Он чуть наклонил голову, повернулся к каминной полке и взял с нее ониксовую шкатулку. Открыв, протянул ее миссис Грин:
— Вы курите?
— Нет, спасибо.
— Тогда позволите мне?..
Флоренс, в свою очередь, чуть наклонила голову. На его лице она прочла полное отсутствие человеческих чувств — сострадания, жалости. Теперь она понимала, с чем сталкивалась Люсия, когда жила с этим человеком.
Пожилая женщина смотрела, как он спокойно прикуривает. Он лизнул языком кончик сигареты, прежде чем сунуть в рот, что показалось миссис Грин отвратительным. Подумав: «Я бы с ним точно жить не смогла. Бедная Люсия!» — вслух она сказала:
— Я так понимаю, мистер Нортон, по вашему поведению, что вам глубоко безразлично, будет Люсия жить или умрет.
— Люсия для меня умерла, когда полгода назад ушла из моего дома.
— Совершенно верно. И так как мой сын причастен к этой трагедии, я не могу одобрить сложившейся ситуации. Однако, зная Люсию, я уверена, что она ни за что не бросила бы детей без веской на то причины.
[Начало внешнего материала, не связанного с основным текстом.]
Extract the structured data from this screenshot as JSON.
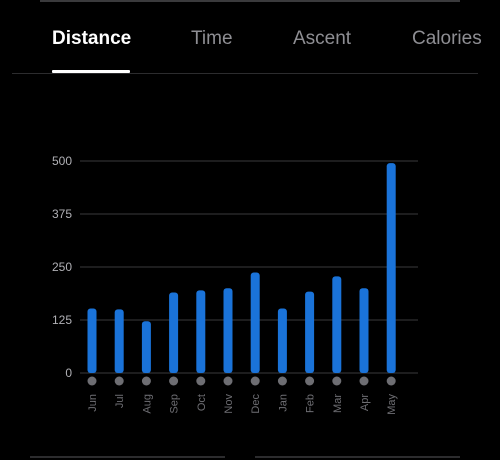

На щеках Гая стал проступать румянец злости. Он стряхнул пепел с кончика сигареты в камин, старательно избегая смотреть в глаза гостье. «Какой у нее пронзительный взгляд! — думал он. — Проклятье! Зачем она сюда заявилась?»
— Думаю, не стоит углубляться в причины ухода Люсии. Вероятно, они лучше нас известны ей самой и вашему сыну. Моя совесть чиста. Я был ей преданным и заботливым мужем и не подал никакого повода к тому, чтобы она бросила меня и детей.
— Согласна, что подобные дискуссии сейчас неуместны. Я пришла сюда не для того. К тому же против своего желания, и, поверьте, чувствую себя крайне неловко. Так вот, я пришла, чтобы сказать вам, что жизнь Люсии висит на волоске и только вы можете спасти ее.
Гай широко раскрыл глаза.
— Я?! — Он издал злобный смешок. — Простите, если я смеюсь над этим. Только не думаю, что мое присутствие у ее смертного одра вдохнет в нее новые силы к жизни. Очень сомневаюсь! Наверняка ваш сын в этом смысле действует на нее гораздо благотворнее.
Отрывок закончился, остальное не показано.